In a UTF-8 encoded file, BOM occupies three bytes in the file header to indicate that the file belongs to UTF-8 encoding. Currently, many software programs have recognized the bom header, but some cannot recognize the bom header, for example, PHP cannot recognize the bom header. This means that after UTF-8 encoding is edited in Notepad, PHP automatically adds the bom header when downloading files. First, you need to understand what is the bom header? When you save a text file in UTF-8 format with a program such as Notepad in Windows, notepad will add a few invisible characters (ef bb bf) before the file header ), is the so-called BOM (Byte order Mark ).

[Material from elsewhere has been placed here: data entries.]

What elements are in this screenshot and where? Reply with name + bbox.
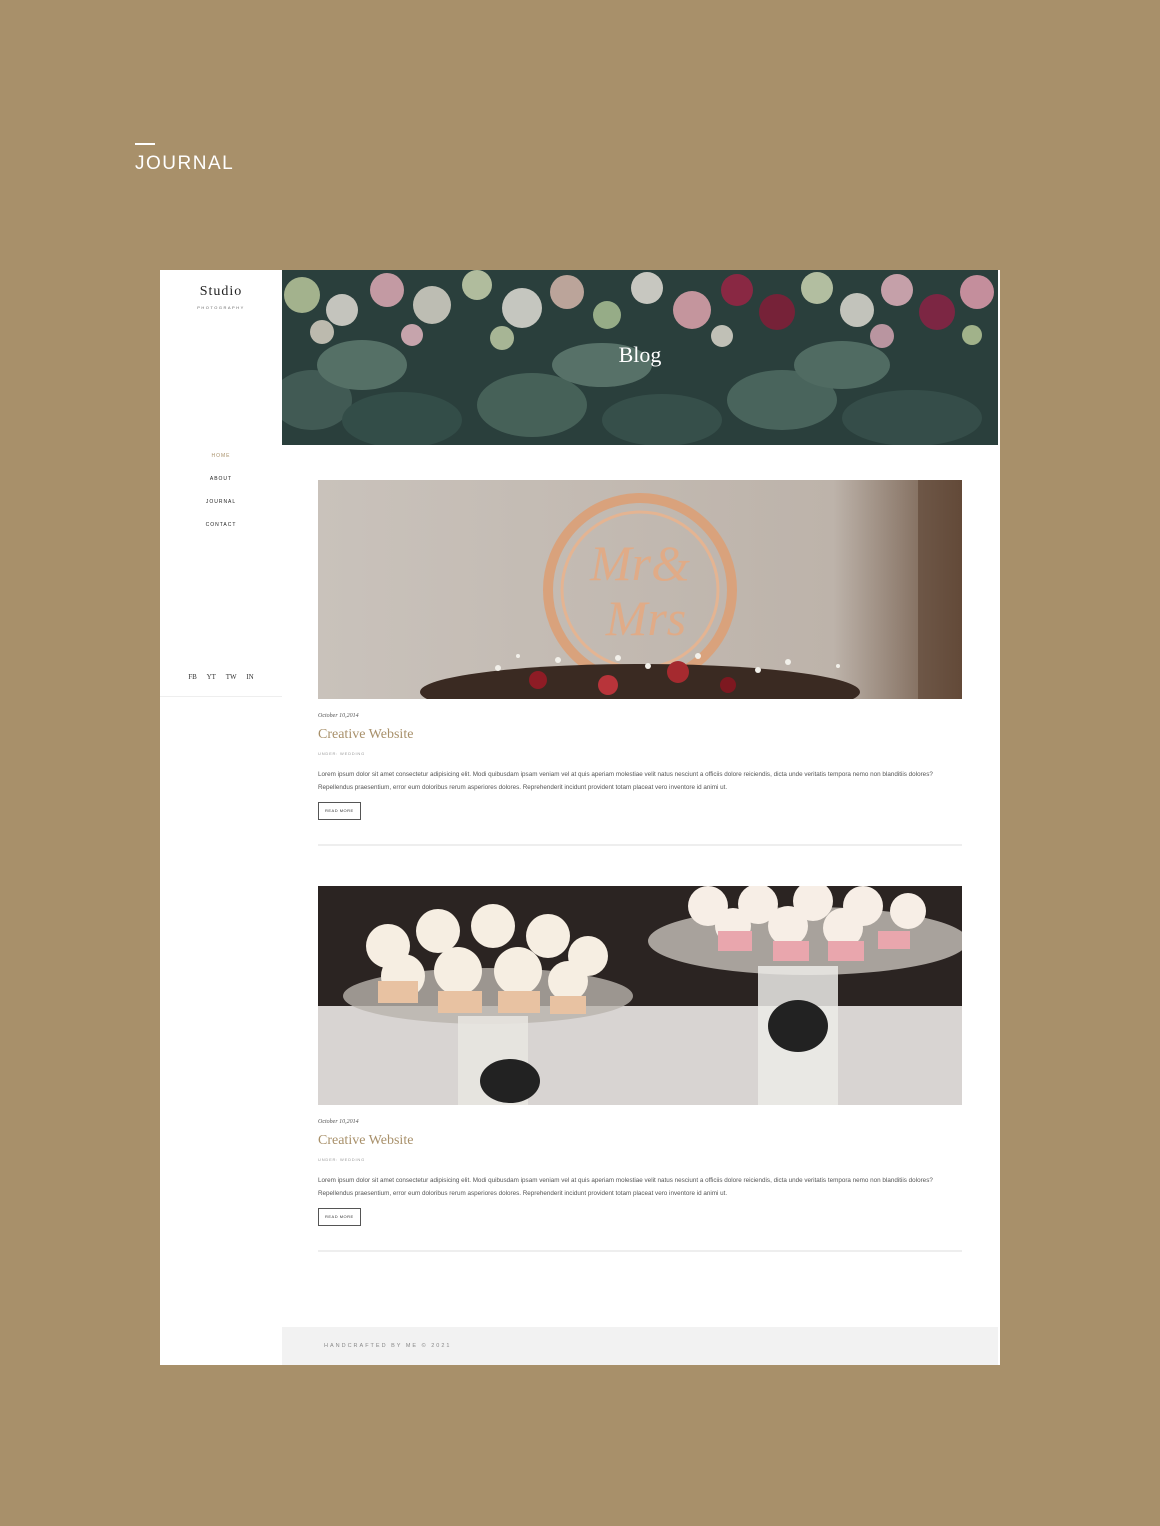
hero-title: Blog xyxy=(618,342,662,367)
social-link-tw[interactable]: TW xyxy=(226,673,237,681)
svg-text:Mr&: Mr& xyxy=(589,535,690,591)
brand-logo[interactable]: Studio PHOTOGRAPHY xyxy=(160,284,282,310)
social-link-in[interactable]: IN xyxy=(246,673,253,681)
main-nav: HOME ABOUT JOURNAL CONTACT xyxy=(160,453,282,545)
cupcakes-photo xyxy=(318,886,962,1105)
post-title[interactable]: Creative Website xyxy=(318,727,962,743)
read-more-button[interactable]: READ MORE xyxy=(318,1208,361,1226)
post-date: October 10,2014 xyxy=(318,713,359,719)
post-excerpt: Lorem ipsum dolor sit amet consectetur a… xyxy=(318,1177,933,1197)
mr-mrs-cake-topper-photo: Mr& Mrs xyxy=(318,480,962,699)
post-title[interactable]: Creative Website xyxy=(318,1133,962,1149)
footer-text: HANDCRAFTED BY ME © 2021 xyxy=(324,1343,452,1349)
sidebar: Studio PHOTOGRAPHY HOME ABOUT JOURNAL CO… xyxy=(160,270,282,1365)
social-link-fb[interactable]: FB xyxy=(188,673,197,681)
heading-dash xyxy=(135,143,155,145)
nav-item-about[interactable]: ABOUT xyxy=(160,476,282,499)
social-links: FB YT TW IN xyxy=(160,673,282,681)
hero-banner: Blog xyxy=(282,270,998,445)
svg-text:Mrs: Mrs xyxy=(605,590,687,646)
post-date: October 10,2014 xyxy=(318,1119,359,1125)
post-image[interactable] xyxy=(318,886,962,1105)
brand-name: Studio xyxy=(199,284,243,299)
post-image[interactable]: Mr& Mrs xyxy=(318,480,962,699)
blog-post: October 10,2014 Creative Website UNDER: … xyxy=(318,886,962,1252)
post-category: UNDER: WEDDING xyxy=(318,1157,365,1162)
social-link-yt[interactable]: YT xyxy=(207,673,216,681)
post-divider xyxy=(318,1250,962,1252)
site-footer: HANDCRAFTED BY ME © 2021 xyxy=(282,1327,998,1365)
blog-post: Mr& Mrs October 10,2014 Creative Website… xyxy=(318,480,962,846)
post-excerpt: Lorem ipsum dolor sit amet consectetur a… xyxy=(318,771,933,791)
read-more-button[interactable]: READ MORE xyxy=(318,802,361,820)
nav-item-contact[interactable]: CONTACT xyxy=(160,522,282,545)
post-category: UNDER: WEDDING xyxy=(318,751,365,756)
sidebar-divider xyxy=(160,696,282,697)
brand-subtitle: PHOTOGRAPHY xyxy=(197,305,245,310)
page-heading-label: JOURNAL xyxy=(135,153,235,174)
website-mockup: Studio PHOTOGRAPHY HOME ABOUT JOURNAL CO… xyxy=(160,270,1000,1365)
nav-item-home[interactable]: HOME xyxy=(160,453,282,476)
post-divider xyxy=(318,844,962,846)
page-heading: JOURNAL xyxy=(135,143,234,175)
nav-item-journal[interactable]: JOURNAL xyxy=(160,499,282,522)
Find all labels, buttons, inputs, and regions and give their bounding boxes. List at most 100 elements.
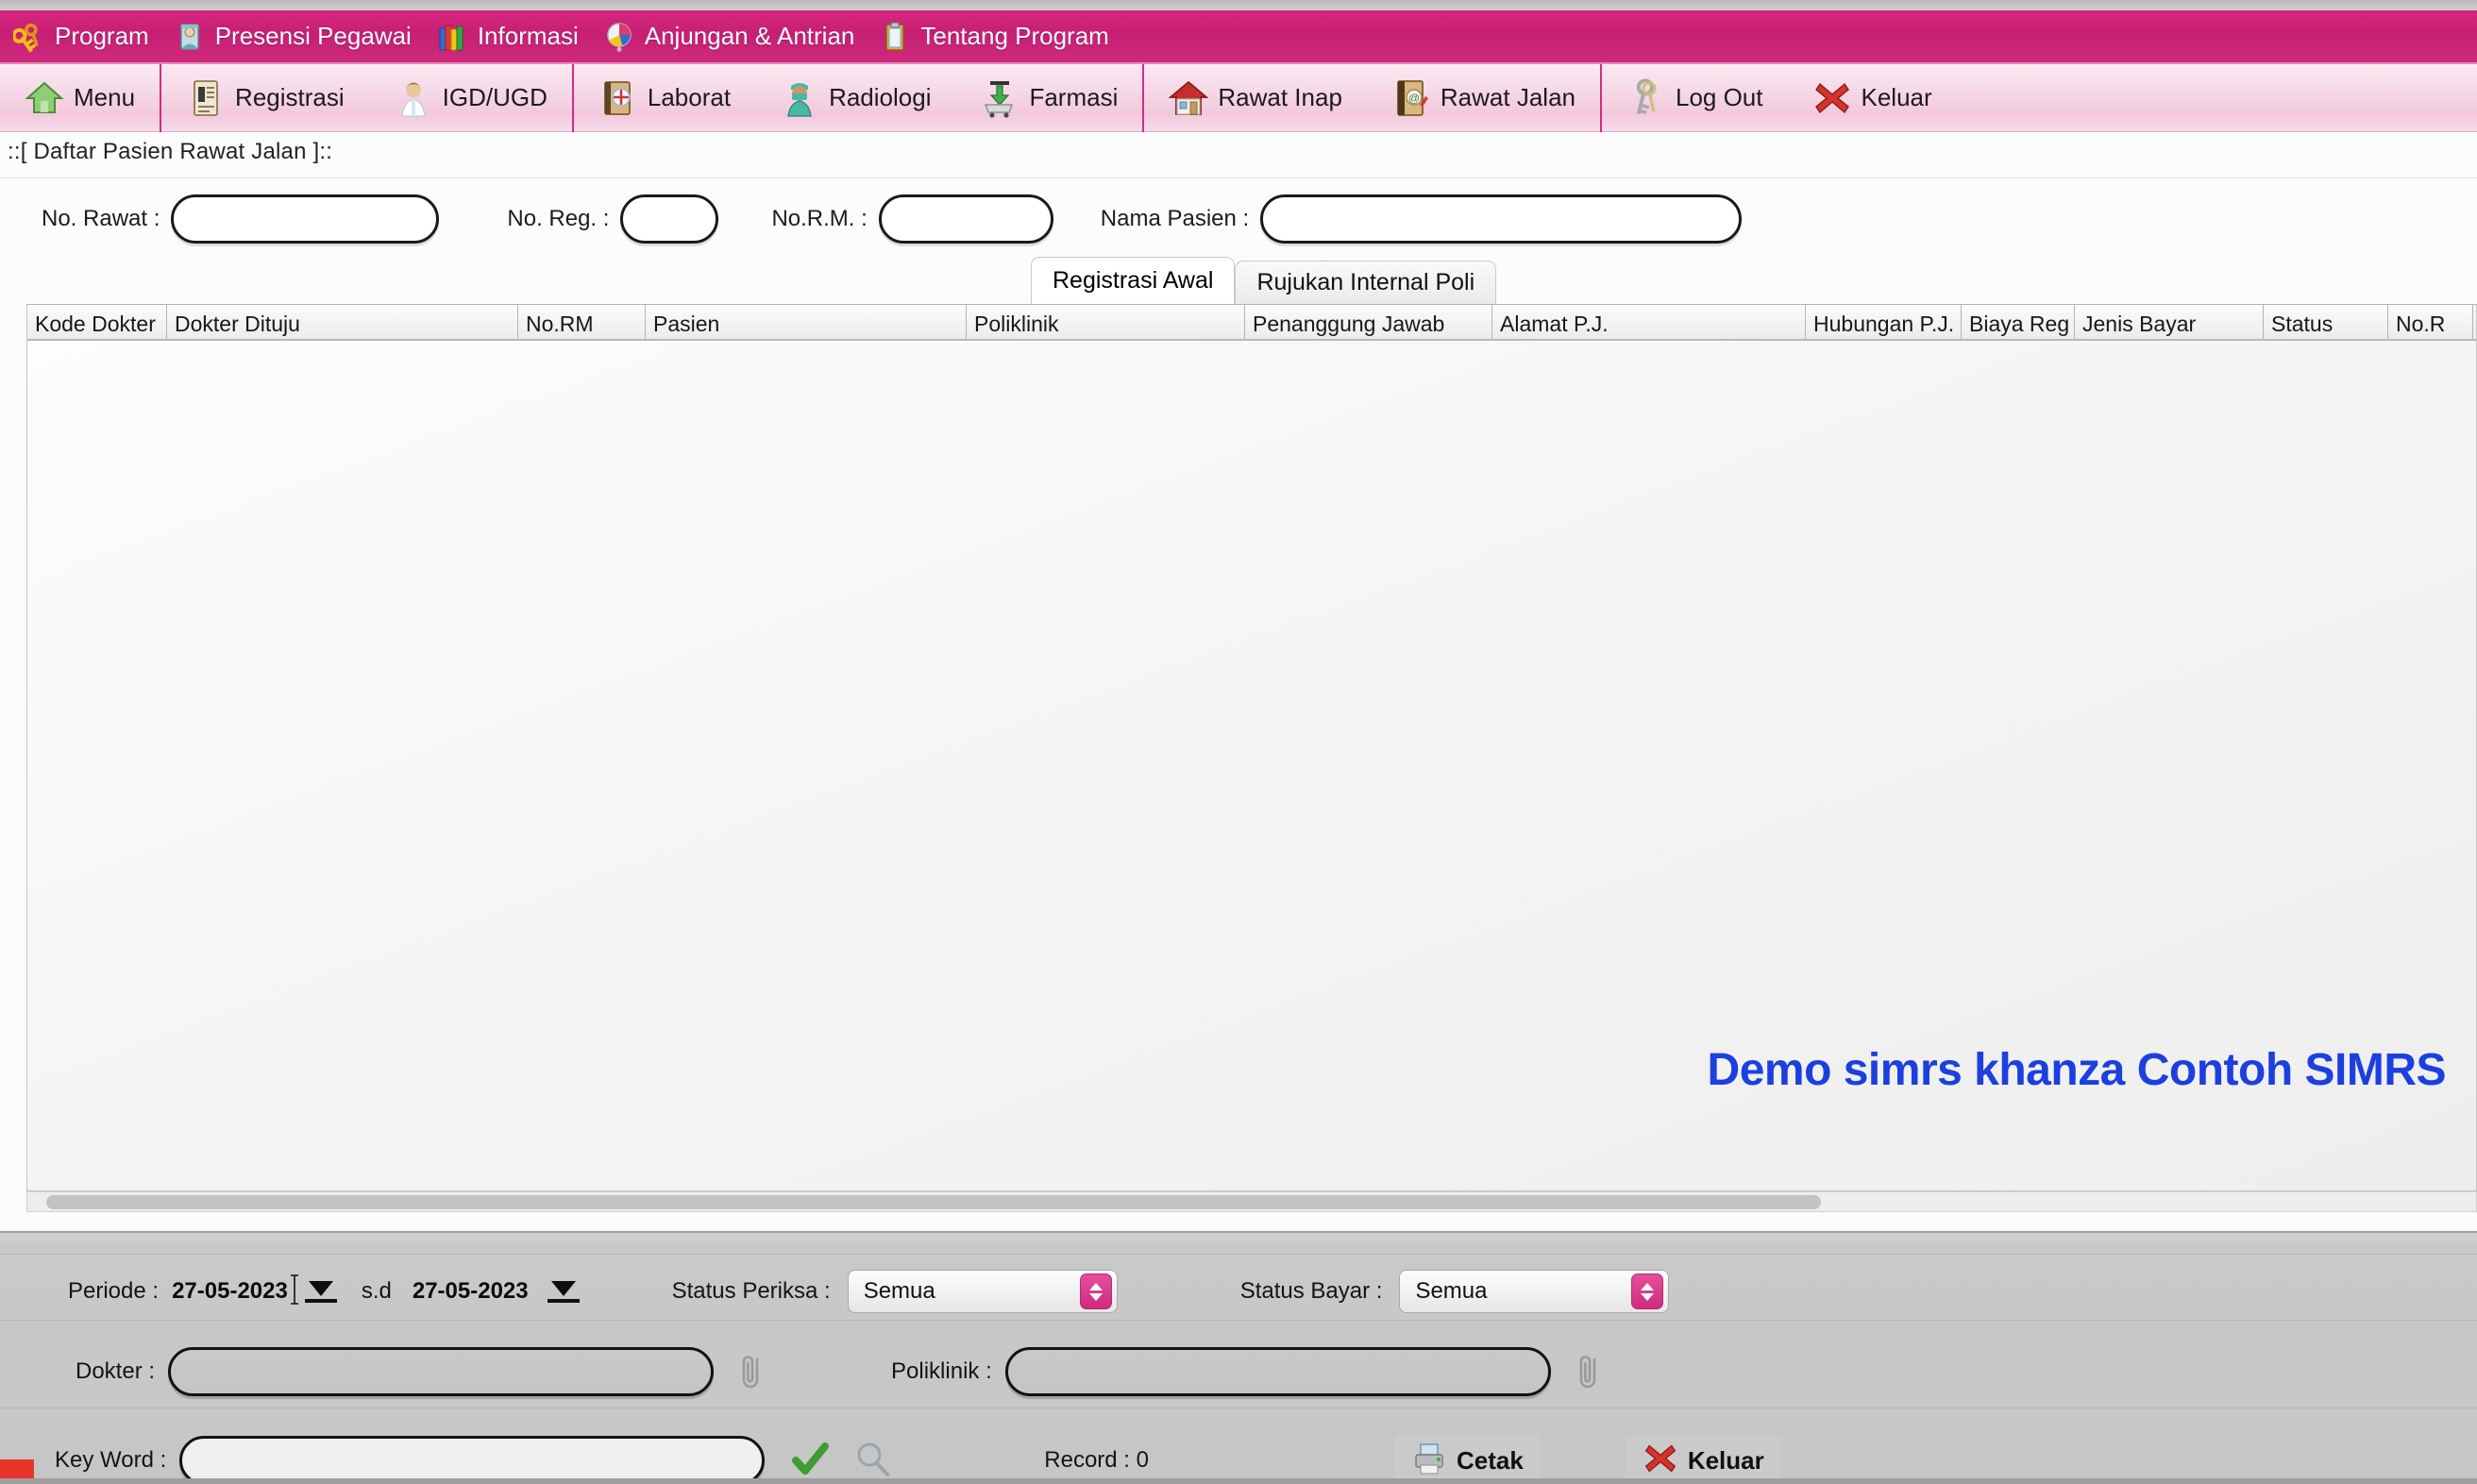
no-rawat-label: No. Rawat : — [42, 205, 160, 231]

In a UTF-8 encoded file, BOM occupies three bytes in the file header to indicate that the file belongs to UTF-8 encoding. Currently, many software programs have recognized the bom header, but some cannot recognize the bom header, for example, PHP cannot recognize the bom header, which is also the cause of an error after UTF-8 encoding is edited in Notepad.
It is not limited to files stored in Notepad, as long as the file's opening contains several invisible characters of ef bb bf (the hexadecimal format should be xEFxBBxBF, which can be seen by binary editing files ). This is like a convention, and when the system sees it, it will feel that your file is UTF-8-encoded.
If your interface is UTF-8, you need to force download a file, such as csv. excel considers csv as GB encoded by default (in Chinese), so if the rice has a bom header, the file you present to the user may be garbled.
How can I add a bom header?
Add the bom header before the output file:
The code is as follows:
// File name $ filename = "www.bitsCN.com. csv "; header ('expires :'. gmdate ('d, d m y h: I: S', $ _ SERVER ['request _ time'] + 10 ). 'gmt'); header ('cache-Control: max-age = 10'); // header ('content-Type: application/vnd. ms-excel; charset = utf-8 '); header ('content-Type: text/csv; charset = utf-8'); header ("Content-Disposition: attachment; filename = {$ filename} "); // if a message is displayed in the result, change the first line of output to the prompt text $ out =" xEFxBBxBF "; // add On the bom header, the system automatically defaults to the UTF-8 encoding if (! Empty ($ extra ['notice']) {$ out. = "{$ extra ['notice']} rn";} // output foreach ($ table as $ row) {$ out. = implode (",", $ row ). "rn";}/* if (mb_detect_encoding () ($ out) = 'utf-8') {$ out = iconv ("UTF-8 // IGNORE ", "GBK", $ out);} */echo $ out;
The following describes how to remove the BOM header.
To remove the bom header, there are two simple methods:
1. how to remove the BOM header from editplus
After the editor is adjusted to the UTF8 encoding format, a hidden character (BOM) is added before the saved file, which is used by the editor to identify whether the file is UTF-8 encoded.
Run Editplus, click the tool, select preference, select the file, select the UTF-8 ID always delete the signature, and then the php file after editing and saving the php file is without BOM.
2. how to remove the bom header from ultraedit
After opening the file, select the encoding format of the save as option (UTF-8 without bom header). OK.
How about removing the bom header?
Let's talk about the BOM information of utf8.
BOM refers to the PHP file storage method for the UTF-8 with BOM, the common page of Chinese garbled mode is generally not caused by this reason.
header("Content-type: text/html; charset=utf-8");
This statement controls the html output page encoding method, BOM only in WINDOWS using "notepad" storage for UTF-8 will have, this can be used WINHEX to delete the beginning of the 2 bytes.
You can set whether to include BOM in the code settings in dreamweaver. generally, BOM will not cause problems as long as the output of php is not an image (GDI Stream.
If there are additional characters at the beginning of the GDI Stream, it will be displayed as a Red Cross.
The above content introduces how to automatically add and explain the bom header and remove it when downloading PHP files.